Ci pareva strano che la 20th Century Fox si lasciasse sfuggire una gallina dalle uova d'oro come la franchise sui mutanti più famosi del pianeta, ovvero gli X-Men. Dopo i primi due episodi diretti da Bryan Singer i giochi parevano essersi conclusi con il terzo capitolo ("Conflitto finale", appunto), firmato da Brett Ratner tre anni or sono. E invece no. Ecco arrivare il primo di una potenzialmente infinita serie (tanti sono i personaggi disponibili) di spin off, concentrata esclusivamente sulla genesi dei personaggi creati da Stan Lee. La scelta del primo personaggio da portare sul grande schermo non poteva che ricadere sull'artigliato e misterioso Wolverine, che nei precedenti film sugli uomini X si interrogava sul suo passato enigmatico e confuso (il prossimo nella lista è il villain "Magneto").
Traendo spunto dalle celeberrime miniserie "Origini" di Paul Jenkins (in cui ci troviamo di fronte ad un Wolverine ancora fanciullo, malaticcio e all'oscuro dei propri poteri, e dove si scopre il probabile legame di sangue che lo lega al violento Victor Creed alias Sabretooth), e soprattutto "Arma X" di Barry Winsdor-Smith (in cui è raccontato come il metallo adamantio venne fuso con lo scheletro di Logan e come il governo trasformò Wolvie in una belva assassina), la sceneggiatura, che pur reca la firma di David Benioff ("La 25a ora"), sembra far di tutto per scontentare i fan della prima ora, stravolgendo personaggi, affastellando situazioni e cambi di location senza logica, ignorando la continuity dei capitoli "diacronicamente" successivi (esempio: nel primo "X-Men" Victor-Sabretooth si batte nuovamente con il fratello Wolverine, ma pare non riconoscerlo o fare cenno alla loro parentela). Ma a mancare è anche qualsiasi tipo di approfondimento psicologico o momento di riflessione, con un protagonista molto banalmente combattuto tra il suo istinto di guerriero e il desiderio di una vita normale. Non c'è mai pathos, non si prova nessun interesse verso ciò che succede sullo schermo, e anche la regia del pluripremiato Gavin Hood (suo il - sopravvalutato - premio Oscar "Il suo nome è Tsotsi") è anonima, priva di mordente, quasi dilettantesca nelle sequenze adrenaliniche (così così l'inseguimento elicottero-motocicletta, davvero pessimo il finale, ostaggio di mediocri effetti digitali). Rispetto ai già non esaltanti episodi di Singer le ambizioni si abbassano: sparisce il discorso sul mutante visto come freak ed emarginato e sulla lotta all'intolleranza (che per Singer si faceva specchio dei campi di concentramento nazisti), resta in compenso qualche pretestuoso aggancio alla politica dell'ex presidente Bush e alla sua strategia "preventiva" (qui il malvagio colonnello Stryker vuole eliminare i mutanti creando una sorta di mostruoso ibrido che ne racchiude tutte le facoltà).

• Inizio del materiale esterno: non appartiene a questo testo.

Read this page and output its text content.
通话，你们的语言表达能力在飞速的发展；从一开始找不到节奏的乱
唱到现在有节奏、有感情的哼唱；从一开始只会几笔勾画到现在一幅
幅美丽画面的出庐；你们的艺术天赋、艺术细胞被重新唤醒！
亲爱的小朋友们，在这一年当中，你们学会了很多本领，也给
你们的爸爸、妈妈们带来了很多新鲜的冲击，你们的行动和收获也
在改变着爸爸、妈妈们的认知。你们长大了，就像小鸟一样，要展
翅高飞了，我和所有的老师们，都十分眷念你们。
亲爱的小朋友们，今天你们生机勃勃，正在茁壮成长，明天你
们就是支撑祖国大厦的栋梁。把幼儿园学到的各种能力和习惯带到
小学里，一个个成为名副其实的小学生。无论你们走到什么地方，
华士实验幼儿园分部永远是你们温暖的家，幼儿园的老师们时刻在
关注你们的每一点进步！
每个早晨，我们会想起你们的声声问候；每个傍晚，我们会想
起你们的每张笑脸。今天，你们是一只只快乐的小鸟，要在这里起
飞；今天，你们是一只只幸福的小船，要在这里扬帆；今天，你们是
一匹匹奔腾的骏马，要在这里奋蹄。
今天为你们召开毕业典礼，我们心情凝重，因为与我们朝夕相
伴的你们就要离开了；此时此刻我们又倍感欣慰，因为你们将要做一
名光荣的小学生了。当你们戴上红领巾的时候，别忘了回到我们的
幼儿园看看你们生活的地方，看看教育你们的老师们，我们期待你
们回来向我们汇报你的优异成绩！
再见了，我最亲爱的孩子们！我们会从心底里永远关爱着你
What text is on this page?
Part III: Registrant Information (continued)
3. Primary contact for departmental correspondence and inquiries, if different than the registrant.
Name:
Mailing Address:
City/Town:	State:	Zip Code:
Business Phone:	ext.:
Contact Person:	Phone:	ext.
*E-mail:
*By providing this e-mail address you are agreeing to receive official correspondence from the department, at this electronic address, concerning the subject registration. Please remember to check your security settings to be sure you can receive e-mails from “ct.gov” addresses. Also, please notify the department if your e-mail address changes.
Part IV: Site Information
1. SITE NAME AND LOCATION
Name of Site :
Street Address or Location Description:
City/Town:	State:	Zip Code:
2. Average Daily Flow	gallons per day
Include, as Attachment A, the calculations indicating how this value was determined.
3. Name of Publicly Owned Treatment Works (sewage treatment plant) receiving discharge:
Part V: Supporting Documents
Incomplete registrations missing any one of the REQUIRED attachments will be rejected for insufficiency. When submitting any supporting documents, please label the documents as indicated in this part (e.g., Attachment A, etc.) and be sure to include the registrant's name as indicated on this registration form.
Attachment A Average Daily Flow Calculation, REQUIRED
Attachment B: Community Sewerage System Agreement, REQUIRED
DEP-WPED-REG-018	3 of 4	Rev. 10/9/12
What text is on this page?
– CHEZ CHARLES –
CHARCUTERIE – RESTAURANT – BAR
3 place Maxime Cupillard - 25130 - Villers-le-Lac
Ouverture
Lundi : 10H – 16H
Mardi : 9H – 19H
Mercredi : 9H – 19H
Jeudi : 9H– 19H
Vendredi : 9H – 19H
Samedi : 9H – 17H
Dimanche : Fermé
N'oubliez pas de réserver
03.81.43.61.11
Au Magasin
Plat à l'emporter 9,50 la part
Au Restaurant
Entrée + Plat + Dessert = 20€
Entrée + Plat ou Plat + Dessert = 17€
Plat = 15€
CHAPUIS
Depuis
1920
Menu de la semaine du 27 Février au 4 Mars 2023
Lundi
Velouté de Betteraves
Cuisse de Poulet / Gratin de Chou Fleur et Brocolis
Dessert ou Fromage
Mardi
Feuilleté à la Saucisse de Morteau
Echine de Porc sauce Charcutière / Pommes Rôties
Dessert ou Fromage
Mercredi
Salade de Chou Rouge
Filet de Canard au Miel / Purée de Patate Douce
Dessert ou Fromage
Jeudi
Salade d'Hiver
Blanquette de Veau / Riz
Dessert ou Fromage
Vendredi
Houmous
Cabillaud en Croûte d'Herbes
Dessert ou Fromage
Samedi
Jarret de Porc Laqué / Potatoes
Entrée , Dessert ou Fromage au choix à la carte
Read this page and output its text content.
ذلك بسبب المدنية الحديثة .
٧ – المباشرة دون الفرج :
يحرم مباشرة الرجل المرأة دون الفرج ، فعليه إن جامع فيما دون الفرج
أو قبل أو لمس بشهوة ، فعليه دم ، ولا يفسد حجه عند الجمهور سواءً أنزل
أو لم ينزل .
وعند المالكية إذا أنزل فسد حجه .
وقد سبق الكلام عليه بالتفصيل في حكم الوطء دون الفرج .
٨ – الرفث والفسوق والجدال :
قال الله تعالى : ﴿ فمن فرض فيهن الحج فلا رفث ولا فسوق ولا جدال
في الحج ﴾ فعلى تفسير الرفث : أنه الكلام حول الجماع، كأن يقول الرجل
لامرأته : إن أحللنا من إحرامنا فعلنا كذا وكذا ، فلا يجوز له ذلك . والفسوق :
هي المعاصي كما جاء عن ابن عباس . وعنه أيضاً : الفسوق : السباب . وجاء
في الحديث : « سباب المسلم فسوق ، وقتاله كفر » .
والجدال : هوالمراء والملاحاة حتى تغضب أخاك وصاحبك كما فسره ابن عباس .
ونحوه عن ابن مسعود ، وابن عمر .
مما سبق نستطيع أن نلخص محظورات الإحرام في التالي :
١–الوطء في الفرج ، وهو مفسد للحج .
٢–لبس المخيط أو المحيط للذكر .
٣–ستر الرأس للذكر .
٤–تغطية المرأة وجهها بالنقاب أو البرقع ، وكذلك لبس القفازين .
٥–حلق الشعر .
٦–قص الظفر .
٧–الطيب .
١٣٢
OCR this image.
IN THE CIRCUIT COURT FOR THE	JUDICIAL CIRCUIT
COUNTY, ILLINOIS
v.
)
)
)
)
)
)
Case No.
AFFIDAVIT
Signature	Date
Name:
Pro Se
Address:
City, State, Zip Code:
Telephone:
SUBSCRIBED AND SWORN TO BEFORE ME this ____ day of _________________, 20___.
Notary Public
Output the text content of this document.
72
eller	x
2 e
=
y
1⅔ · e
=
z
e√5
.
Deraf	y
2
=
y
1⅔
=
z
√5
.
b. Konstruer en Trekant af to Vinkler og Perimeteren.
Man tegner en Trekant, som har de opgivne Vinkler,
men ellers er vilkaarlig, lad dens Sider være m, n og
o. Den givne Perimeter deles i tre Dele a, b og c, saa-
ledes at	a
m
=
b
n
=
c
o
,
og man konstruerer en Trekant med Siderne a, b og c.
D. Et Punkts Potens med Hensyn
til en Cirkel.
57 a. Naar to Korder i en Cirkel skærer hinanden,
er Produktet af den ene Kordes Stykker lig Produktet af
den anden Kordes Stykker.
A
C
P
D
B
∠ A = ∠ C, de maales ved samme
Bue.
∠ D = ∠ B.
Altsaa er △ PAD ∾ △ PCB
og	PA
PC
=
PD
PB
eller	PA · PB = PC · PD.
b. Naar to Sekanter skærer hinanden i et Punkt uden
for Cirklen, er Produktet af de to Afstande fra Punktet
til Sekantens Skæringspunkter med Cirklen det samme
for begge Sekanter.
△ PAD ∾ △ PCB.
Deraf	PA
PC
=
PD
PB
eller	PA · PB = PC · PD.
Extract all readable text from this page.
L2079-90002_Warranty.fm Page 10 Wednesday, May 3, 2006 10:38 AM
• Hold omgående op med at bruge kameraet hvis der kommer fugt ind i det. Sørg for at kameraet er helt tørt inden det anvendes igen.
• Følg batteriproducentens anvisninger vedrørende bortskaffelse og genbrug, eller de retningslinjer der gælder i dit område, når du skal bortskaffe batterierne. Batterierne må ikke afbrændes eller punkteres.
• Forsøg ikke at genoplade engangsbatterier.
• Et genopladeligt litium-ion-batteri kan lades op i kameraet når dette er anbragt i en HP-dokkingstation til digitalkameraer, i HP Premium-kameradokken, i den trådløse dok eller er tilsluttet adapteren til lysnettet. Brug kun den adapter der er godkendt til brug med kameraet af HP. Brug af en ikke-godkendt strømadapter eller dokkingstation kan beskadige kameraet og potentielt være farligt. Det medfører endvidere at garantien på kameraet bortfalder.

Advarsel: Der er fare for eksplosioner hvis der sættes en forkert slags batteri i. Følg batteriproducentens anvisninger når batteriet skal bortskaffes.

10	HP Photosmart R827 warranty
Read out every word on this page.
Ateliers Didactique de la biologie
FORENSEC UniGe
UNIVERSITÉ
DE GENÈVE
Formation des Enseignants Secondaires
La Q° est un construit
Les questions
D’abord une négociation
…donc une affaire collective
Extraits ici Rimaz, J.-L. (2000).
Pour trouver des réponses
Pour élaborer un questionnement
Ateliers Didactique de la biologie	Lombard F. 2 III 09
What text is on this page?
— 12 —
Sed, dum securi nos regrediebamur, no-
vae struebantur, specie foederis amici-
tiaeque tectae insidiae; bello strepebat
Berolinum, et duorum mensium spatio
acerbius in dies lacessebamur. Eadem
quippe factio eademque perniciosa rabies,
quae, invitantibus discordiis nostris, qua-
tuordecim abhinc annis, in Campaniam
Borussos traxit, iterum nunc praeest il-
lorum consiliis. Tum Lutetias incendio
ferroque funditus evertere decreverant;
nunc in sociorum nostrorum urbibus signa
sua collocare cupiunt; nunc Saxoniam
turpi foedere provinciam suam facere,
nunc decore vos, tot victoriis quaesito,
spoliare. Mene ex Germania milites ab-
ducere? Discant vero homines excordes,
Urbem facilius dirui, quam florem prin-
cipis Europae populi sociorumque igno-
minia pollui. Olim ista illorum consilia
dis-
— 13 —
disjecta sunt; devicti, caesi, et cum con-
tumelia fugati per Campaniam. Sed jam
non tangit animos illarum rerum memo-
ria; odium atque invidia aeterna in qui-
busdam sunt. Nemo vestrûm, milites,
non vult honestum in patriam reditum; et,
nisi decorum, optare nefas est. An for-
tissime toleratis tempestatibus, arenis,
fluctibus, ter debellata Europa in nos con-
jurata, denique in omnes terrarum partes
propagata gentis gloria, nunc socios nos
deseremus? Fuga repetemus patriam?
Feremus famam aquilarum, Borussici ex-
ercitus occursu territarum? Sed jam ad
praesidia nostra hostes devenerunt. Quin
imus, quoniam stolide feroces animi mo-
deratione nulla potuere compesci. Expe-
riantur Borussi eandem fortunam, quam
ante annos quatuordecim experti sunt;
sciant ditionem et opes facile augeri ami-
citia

Hugh Jackman, anche produttore, si impegna, ma è troppo pulitino e cotonato rispetto alla rabbiosa controparte cartacea, del resto del cast è meglio non dire nulla (inutile poi l'inserimento parcellizzato di tanti personaggi dell'universo Marvel). Il risultato è assolutamente più bidimensionale di quello delle tavole di Chris Claremont e soci, e tutto si risolve in una noiosa baracconata adatta soprattutto ad un pubblico di teenager (di bocca buona).